L'éditorialiste Souleymane Jules Diop, critique du président d'Abdoulaye Wade, se livre à une description négative de sa gouvernance. Il dénonce sa volonté de se maintenir au pouvoir.
22.02.2011 | Souleymane Jules Diop
© AFP
Abdoulaye Wade.
Abdoulaye Wade est parvenu à domestiquer un peuple par nature hostile, à imposer sa monocratie à un pays où les citoyens choisissent démocratiquement leurs élus depuis 1848. Tout en gardant les apparences d'une grande démocratie, il a réussi à façonner un Parlement docile, une Justice soumise et un peuple endormi. Tous les députés sont de son camp, tous les sénateurs élus ou désignés parmi ceux de son camp. Alors que le principe du suffrage universel et de la démocratie représentative semblaient acquis, il s'est arrogé le droit de désigner son successeur, nommé parmi ses sénateurs. Il nous oblige à reculer de trente ans, ramenant au goût du jour une pratique qu'il avait lui-même dénoncée, la succession par désignation. Il avait déclaré publiquement que la Constitution ne lui permettait pas de se représenter pour un troisième mandat successif à la présidence, le voilà engagé dans une nouvelle bataille, un âge sans doute inconnu, mais que l'on sait proche des 90 ans. Et comme si les choses n'étaient pas claires pour tout le monde, il est prêt à violer le principe de la séparation des pouvoirs, en conférant à son Assemblée nationale le droit de faire la loi, de l'interpréter et de l'exécuter. Tous ceux qui ne sont pas d'accord avec ses interprétations sont exclus du Parlement, contrôlé d'une main de fer par son propre neveu. Toute l'économie est passée aux mains de sa famille. Son fils contrôle tous les grands chantiers, tous les investissements, sans que nous trouvions à redire. Tout ce que le pays compte en objecteurs de conscience, il l'a domestiqué et privatisé, en distribuant sans aucune limite les postes ministériels et les positions de rente. Qu'importe le rôle, la fonction, l'essentiel est de se situer du bon côté de la faille qui sépare les pauvres et les riches, les oubliés et les privilégiés. Les voix qui osent s'élever pour le dénoncer sont noyées dans une mer d'injures et de calomnies. Tous les ouvrages qui ne font pas l'éloge de ce régime sont systématiquement interdits ou saisis. C'est chose inouïe mais cette situation ne peut plus durer.

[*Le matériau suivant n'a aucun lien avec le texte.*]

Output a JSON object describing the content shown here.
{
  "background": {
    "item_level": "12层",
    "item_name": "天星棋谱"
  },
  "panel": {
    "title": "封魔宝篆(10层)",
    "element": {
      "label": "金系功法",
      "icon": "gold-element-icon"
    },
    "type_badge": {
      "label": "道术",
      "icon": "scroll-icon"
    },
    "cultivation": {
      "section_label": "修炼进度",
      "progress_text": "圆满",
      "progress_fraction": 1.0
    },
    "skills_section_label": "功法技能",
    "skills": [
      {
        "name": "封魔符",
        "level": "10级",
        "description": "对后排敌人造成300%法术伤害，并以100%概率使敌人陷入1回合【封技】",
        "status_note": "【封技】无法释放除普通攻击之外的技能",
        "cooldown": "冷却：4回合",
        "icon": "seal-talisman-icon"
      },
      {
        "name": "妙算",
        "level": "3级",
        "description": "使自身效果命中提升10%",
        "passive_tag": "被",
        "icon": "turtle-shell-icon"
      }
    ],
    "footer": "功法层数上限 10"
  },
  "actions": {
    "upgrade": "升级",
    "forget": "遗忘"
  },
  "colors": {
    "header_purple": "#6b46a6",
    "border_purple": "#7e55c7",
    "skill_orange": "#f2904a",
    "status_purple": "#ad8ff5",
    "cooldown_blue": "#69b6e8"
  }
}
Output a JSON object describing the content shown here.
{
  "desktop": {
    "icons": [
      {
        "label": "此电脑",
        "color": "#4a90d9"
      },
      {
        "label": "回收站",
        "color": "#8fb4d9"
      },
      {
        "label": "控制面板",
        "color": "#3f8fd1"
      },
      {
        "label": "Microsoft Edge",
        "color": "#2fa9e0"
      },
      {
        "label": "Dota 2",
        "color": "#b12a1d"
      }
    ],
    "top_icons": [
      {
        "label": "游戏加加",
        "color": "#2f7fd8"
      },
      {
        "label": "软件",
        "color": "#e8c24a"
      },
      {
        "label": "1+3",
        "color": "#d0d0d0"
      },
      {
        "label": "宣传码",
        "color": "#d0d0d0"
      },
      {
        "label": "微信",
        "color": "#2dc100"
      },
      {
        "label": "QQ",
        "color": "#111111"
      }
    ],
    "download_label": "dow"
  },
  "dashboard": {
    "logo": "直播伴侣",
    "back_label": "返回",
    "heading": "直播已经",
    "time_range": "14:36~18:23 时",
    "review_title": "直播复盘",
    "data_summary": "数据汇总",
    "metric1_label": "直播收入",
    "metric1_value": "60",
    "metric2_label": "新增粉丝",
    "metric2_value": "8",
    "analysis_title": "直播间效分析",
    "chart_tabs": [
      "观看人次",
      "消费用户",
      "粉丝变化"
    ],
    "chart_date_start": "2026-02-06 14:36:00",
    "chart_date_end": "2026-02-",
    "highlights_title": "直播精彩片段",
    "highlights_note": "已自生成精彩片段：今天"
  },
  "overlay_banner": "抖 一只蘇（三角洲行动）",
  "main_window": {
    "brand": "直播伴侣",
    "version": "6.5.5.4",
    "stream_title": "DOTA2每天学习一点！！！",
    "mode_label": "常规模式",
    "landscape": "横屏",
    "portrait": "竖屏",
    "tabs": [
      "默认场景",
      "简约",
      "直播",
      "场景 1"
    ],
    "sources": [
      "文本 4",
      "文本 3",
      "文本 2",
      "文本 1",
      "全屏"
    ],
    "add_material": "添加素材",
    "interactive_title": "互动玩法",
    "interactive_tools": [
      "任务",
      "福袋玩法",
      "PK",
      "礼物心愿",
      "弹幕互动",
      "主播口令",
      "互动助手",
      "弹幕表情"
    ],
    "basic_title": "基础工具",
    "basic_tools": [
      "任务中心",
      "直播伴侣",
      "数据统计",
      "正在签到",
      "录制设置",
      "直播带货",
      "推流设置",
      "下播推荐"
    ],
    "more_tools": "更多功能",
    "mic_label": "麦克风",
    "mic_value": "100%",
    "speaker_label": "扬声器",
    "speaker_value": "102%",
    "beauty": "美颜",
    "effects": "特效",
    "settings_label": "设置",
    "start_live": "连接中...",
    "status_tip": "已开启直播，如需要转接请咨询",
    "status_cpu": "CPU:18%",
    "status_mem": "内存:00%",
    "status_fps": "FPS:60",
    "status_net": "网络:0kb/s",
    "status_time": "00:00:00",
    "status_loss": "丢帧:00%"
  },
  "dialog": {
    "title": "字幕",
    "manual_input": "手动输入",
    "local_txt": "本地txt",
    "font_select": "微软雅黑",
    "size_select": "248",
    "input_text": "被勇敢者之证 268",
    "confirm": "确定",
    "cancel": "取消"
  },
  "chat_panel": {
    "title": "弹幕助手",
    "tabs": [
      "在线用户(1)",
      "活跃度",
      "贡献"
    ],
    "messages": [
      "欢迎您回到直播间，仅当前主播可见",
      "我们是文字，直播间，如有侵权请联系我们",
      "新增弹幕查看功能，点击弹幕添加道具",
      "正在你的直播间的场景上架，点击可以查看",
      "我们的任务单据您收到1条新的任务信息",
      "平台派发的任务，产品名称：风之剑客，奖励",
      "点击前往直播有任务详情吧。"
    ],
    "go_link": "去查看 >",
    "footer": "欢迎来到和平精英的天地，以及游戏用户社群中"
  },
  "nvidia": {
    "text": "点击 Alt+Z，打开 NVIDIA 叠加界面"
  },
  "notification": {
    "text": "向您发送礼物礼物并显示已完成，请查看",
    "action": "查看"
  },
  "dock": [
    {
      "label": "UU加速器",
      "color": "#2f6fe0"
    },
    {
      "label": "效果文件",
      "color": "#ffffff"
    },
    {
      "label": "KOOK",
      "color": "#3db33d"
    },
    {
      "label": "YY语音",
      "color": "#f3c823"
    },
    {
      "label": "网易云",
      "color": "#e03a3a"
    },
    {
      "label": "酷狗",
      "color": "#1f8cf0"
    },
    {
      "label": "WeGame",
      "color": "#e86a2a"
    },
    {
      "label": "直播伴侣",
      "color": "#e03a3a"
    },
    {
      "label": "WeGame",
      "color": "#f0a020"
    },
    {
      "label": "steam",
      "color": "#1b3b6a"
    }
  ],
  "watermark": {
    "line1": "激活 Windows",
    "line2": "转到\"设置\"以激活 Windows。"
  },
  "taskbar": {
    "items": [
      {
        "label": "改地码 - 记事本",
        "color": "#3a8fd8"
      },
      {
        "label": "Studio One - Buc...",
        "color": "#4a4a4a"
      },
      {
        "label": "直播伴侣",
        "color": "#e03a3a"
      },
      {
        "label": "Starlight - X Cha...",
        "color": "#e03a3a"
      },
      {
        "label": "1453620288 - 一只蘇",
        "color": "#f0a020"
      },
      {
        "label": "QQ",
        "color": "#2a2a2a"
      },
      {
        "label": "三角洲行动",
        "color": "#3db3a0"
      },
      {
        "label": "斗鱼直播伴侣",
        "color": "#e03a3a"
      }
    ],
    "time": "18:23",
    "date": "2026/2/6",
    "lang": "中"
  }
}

La pauvreté a pris une ampleur jamais connue dans les ménages, dépassant les niveaux atteints au début des années 90, quand nous étions sous ajustement structurel. Notre consommation en céréales reste encore dépendante de nos importations. C'est le ministère des Finances qui le dit. En 2009, les importations de produits céréaliers ont atteint 233 milliards de francs. Nous avons importé 715 mille tonnes en 2009, alors que la production locale était de 335 mille tonnes. Le 18 août 2010, le directeur du Commerce extérieur, El Hadj Alioune Diouf, a fait une sortie, pour déclarer que le Sénégal importe en moyenne 800 000 tonnes de riz. Il avertissait qu'avec les feux de forêt en Russie et les inondations au Pakistan, grands producteurs de céréales, «on est obligé de prendre du Mali du maïs et parfois du mil ». Même si nous considérons la production 2009-2010, qui serait de 502 000 tonnes, chiffre à prendre avec réserve, nous sommes loin de combler nos besoins en riz, qui frôlent le million de tonnes. Tous ces échecs, Abdoulaye Wade les dissimule dans le mensonge et parfois la dérision. Déclarer que le Sénégal a dépassé "deux fois et demie le seuil de la pauvreté", c'est faire preuve d'une grande irresponsabilité. Quand il ajoute que nous sommes devenus "exportateurs de riz", il fait douter de sa santé mentale.
Malgré la cour assidue à laquelle il a été soumis, le président Lula a refusé de participer au Fesman (Festival mondial des arts nègres), pour répondre à l'invitation des altermondialistes. Rien, de toutes les manières, ne le rapproche. L'ouvrier métallurgiste de Caetés a octroyé aux ménages brésiliens un revenu minimum et leur a redistribué des terres cultivables. A l'opposé d'Abdoulaye Wade, qui prend aux pauvres pour donner aux riches, confisque les terres des paysans pour les vendre aux arabes. Lula était très populaire, mais a décidé de transmettre le pouvoir par voie démocratique. Wade est impopulaire et veut s'accrocher en instaurant une monarchie. Son bail finit en février 2012. Il nous tarde de le voir partir.